Schlafly, however, is hardly a typical housewife. Author of nine books, a three-time candidate for the U.S. Congress, full-time law student at Washington University in St. Louis, editor of a monthly newsletter, twice-a-week syndicated newspaper columnist and regular speaker at anti-ERA rallies, she acts very much like a liberated woman. By her own reckoning, she is away from her family at least once a week. She employs a full-time housekeeper to care for her six-bedroom Tudor-style mansion overlooking the Mississippi River in Alton, Ill.
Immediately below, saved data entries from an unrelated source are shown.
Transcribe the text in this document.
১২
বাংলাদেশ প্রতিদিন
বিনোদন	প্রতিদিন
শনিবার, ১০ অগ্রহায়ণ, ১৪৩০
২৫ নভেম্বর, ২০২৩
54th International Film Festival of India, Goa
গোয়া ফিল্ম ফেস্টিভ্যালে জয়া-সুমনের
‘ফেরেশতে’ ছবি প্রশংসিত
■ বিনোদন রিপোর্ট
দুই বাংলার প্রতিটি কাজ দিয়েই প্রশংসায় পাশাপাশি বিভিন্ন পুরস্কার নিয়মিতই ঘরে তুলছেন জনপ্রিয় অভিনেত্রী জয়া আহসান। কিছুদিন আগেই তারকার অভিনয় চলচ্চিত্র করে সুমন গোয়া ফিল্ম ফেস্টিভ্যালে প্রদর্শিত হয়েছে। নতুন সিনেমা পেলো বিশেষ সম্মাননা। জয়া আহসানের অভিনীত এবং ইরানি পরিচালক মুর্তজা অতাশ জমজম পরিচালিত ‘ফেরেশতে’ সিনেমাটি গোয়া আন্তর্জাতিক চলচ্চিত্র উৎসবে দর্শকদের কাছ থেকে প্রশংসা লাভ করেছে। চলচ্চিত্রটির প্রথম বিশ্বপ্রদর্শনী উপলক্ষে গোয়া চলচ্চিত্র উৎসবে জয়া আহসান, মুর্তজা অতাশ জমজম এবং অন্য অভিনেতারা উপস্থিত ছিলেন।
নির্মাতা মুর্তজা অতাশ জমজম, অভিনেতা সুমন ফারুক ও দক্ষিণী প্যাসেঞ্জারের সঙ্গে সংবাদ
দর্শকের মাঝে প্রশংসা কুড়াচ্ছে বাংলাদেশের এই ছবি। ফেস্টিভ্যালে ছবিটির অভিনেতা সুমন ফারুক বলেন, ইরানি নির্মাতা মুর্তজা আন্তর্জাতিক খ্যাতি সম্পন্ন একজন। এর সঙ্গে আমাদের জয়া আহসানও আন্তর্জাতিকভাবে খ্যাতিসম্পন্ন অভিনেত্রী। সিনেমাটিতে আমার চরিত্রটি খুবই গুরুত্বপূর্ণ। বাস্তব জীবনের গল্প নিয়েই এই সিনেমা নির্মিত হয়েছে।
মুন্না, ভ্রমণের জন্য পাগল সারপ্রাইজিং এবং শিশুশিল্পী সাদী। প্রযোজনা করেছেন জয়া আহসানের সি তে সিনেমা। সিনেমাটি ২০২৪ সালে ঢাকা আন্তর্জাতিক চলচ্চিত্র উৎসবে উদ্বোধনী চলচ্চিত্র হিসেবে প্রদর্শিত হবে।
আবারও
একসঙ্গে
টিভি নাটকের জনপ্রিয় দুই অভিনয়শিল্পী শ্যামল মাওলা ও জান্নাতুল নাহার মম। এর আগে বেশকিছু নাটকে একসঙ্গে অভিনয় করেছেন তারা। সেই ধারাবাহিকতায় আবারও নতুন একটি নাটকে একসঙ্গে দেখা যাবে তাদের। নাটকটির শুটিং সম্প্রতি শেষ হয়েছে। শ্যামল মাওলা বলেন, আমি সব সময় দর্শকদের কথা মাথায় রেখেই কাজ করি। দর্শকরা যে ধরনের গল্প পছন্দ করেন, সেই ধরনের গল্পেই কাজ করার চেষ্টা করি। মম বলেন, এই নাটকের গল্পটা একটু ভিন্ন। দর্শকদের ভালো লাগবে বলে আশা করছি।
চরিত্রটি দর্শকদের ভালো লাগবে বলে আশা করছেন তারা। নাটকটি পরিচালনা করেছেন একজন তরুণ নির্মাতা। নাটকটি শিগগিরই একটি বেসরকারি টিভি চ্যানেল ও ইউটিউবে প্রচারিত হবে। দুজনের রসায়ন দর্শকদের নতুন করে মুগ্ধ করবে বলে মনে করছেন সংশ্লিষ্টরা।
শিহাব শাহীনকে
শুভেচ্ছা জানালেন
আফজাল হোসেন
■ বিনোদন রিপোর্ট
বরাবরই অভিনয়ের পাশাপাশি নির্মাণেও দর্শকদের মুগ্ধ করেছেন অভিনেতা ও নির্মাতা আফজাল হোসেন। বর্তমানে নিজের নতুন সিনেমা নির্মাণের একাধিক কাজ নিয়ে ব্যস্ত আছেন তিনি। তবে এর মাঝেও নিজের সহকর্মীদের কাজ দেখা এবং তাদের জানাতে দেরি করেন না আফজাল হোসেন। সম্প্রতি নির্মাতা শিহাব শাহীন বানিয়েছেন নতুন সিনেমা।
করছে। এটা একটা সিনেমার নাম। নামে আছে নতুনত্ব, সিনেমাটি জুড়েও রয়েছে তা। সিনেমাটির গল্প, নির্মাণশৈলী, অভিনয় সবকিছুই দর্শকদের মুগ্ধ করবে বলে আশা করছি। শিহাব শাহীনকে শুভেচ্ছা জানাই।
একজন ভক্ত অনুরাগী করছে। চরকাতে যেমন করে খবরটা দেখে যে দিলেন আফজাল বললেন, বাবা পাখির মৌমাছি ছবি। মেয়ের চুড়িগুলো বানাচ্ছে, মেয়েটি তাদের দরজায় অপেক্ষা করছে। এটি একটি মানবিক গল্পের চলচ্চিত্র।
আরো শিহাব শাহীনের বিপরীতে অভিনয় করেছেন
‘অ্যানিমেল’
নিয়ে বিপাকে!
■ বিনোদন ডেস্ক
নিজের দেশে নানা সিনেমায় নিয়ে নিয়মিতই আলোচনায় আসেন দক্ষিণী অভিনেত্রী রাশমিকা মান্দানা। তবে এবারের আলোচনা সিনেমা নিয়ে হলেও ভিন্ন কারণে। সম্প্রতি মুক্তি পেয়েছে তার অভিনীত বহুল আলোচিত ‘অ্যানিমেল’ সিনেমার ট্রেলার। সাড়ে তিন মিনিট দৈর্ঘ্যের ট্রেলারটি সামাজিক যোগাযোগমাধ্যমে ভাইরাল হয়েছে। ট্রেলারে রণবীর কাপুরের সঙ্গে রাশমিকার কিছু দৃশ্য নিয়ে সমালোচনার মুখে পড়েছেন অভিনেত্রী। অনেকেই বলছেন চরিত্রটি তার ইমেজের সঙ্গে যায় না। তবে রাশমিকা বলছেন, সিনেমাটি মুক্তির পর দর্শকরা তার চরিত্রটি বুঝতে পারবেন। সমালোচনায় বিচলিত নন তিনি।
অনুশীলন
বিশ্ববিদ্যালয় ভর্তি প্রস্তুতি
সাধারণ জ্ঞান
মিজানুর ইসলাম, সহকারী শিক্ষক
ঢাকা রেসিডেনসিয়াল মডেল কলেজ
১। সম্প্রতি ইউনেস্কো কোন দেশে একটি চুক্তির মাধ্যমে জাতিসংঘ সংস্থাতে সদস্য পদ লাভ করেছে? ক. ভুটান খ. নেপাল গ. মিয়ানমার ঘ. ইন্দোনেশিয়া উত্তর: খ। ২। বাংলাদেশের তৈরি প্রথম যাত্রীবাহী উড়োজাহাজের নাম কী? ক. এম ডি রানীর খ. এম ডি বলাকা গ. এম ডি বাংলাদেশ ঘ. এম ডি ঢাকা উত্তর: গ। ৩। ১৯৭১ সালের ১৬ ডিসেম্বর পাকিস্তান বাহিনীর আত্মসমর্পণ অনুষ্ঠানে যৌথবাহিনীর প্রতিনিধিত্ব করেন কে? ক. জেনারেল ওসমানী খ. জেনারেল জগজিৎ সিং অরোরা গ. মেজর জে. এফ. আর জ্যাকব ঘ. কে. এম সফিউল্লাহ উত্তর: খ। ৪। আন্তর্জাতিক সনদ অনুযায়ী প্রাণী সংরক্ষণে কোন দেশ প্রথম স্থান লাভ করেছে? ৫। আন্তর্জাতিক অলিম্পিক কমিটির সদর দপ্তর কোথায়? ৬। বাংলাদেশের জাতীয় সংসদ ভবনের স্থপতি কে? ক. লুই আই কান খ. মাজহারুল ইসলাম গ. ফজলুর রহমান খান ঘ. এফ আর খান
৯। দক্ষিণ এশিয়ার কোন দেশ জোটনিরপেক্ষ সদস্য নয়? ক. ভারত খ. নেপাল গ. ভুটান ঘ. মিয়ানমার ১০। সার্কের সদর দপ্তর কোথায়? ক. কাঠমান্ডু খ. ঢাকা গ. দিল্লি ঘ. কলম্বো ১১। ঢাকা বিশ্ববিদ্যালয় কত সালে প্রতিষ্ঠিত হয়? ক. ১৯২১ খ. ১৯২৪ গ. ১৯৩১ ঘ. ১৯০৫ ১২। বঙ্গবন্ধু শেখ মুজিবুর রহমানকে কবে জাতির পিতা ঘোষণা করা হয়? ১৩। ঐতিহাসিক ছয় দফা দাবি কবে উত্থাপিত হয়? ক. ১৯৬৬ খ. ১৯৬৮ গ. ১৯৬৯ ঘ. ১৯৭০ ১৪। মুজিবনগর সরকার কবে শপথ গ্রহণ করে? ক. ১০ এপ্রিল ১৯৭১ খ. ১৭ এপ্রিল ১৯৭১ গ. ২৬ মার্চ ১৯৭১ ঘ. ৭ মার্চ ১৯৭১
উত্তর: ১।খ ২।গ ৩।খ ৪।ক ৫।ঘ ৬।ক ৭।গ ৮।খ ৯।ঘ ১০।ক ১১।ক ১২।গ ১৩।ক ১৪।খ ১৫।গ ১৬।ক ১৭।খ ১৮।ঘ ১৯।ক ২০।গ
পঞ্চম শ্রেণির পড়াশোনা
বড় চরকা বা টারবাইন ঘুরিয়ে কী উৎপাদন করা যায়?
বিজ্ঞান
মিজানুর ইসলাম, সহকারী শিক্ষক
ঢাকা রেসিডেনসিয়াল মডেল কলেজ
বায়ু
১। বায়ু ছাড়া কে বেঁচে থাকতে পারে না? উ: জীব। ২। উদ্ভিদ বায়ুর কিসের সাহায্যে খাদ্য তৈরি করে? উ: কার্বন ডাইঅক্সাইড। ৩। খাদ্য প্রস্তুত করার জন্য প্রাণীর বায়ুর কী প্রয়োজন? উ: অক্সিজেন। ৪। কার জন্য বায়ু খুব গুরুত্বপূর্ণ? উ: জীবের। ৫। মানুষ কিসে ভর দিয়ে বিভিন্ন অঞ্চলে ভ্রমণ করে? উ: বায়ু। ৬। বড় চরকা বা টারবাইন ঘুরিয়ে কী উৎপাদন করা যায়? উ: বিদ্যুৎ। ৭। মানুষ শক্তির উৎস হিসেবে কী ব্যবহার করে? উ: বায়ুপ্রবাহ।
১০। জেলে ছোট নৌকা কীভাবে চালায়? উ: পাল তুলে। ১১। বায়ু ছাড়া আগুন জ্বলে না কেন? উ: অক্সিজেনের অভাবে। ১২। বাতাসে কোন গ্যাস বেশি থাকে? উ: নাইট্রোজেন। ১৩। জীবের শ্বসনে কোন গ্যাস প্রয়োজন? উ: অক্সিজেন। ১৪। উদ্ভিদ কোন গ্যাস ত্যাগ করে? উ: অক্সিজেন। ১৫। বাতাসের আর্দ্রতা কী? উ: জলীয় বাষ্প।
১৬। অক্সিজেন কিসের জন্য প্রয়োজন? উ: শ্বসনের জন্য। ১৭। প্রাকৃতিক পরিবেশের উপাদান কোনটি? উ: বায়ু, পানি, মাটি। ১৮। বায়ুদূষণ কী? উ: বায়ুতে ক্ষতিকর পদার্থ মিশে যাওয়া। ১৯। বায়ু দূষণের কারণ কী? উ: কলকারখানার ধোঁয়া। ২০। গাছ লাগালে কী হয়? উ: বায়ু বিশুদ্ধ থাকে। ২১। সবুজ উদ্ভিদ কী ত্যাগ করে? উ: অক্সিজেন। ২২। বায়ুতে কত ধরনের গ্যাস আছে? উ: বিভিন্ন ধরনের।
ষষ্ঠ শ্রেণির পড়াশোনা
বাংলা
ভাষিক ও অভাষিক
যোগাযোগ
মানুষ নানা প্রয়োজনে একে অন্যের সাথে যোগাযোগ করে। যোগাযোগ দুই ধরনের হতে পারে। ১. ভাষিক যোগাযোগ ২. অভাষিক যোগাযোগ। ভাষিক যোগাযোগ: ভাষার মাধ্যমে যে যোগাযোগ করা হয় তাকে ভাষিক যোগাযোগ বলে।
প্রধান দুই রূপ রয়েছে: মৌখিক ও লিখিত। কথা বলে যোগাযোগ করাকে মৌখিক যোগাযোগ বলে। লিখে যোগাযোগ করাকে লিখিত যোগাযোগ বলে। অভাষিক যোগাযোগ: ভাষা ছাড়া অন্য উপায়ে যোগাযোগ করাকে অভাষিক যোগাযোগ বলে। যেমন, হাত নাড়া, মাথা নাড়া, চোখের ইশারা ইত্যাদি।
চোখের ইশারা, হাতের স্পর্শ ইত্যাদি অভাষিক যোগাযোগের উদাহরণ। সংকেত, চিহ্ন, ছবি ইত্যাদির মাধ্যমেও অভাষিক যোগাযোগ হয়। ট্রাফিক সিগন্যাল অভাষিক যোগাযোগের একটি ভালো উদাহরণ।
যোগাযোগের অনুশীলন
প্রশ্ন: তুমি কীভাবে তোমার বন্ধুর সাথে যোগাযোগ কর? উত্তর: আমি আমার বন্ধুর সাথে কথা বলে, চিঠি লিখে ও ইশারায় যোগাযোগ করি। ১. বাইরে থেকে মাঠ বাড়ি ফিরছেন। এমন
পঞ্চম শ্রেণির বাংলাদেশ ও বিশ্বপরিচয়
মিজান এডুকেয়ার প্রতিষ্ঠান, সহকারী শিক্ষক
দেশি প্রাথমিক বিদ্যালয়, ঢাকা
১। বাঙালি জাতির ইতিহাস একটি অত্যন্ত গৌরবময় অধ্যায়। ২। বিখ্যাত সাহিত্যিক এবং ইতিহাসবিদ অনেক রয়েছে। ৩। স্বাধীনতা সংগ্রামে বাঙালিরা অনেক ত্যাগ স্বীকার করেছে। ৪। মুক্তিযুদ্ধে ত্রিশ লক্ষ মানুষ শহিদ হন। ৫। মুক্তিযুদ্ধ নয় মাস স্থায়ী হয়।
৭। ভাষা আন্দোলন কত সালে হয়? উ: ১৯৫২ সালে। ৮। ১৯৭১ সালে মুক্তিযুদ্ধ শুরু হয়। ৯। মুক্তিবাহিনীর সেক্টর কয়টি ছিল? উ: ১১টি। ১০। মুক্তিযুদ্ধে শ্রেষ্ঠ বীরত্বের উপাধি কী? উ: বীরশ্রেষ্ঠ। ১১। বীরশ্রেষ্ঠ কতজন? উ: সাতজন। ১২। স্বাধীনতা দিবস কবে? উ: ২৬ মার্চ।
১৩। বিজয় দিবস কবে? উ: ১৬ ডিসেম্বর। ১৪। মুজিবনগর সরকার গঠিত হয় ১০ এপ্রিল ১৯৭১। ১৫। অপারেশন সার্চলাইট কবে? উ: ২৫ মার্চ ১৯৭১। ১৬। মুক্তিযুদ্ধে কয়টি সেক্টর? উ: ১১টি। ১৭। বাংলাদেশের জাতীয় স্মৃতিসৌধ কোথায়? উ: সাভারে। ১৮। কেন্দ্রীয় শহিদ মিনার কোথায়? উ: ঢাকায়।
How does Schlafly reconcile her career with her stay-at-home dogma? “My husband lets me do what I want to do,” she says. “I have canceled speeches whenever my husband thought that I had been away from home too much.” Besides, she adds, “when I fill out applications, I put down `mother’ as my occupation.” She boasts that she breast-fed every one of her six children and later taught each of them how to read. Says she: “I work all the time. I’m organized. I’ve learned to budget every minute.”

…When her role as wife and mother became an issue [during her run for office], she retorted: “My husband Fred says a woman’s place is in the house—the U.S. House of Representatives.” A similar line was used that same year by another woman politician of considerably different views—Bella Abzug.

No matter what her detractors said, her work paid off: the window to ratify the ERA closed without enough states signing on. And even in victory, Schlafly kept her knives sharp, as a 1982 piece on the failure of the Equal Rights Amendment noted: she rejoiced that the ERA was “dead for now and forever in this century” and called the amendment’s supporters “con men” and “vicious people.”

Throughout the rest of her life, she would continue to campaign, against programs like safe-sex instruction in schools, the gay rights movement (even after her son came out) and anti-harassment measures. “Sexual harassment on the job is not a problem for virtuous women,” she said in 1981, one of her many lines that could have fit neatly in a tweet, if such a thing had existed at the time.

One of those digs, a line she used back in 1967 against her older opponent for the leadership of the National Federation of Republican Women, is perhaps most fitting today, as her campaign ends but her legacy continues.

“Old war horses,” she was quoted as saying, “must fade away as old soldiers do, and give in to the younger ones.”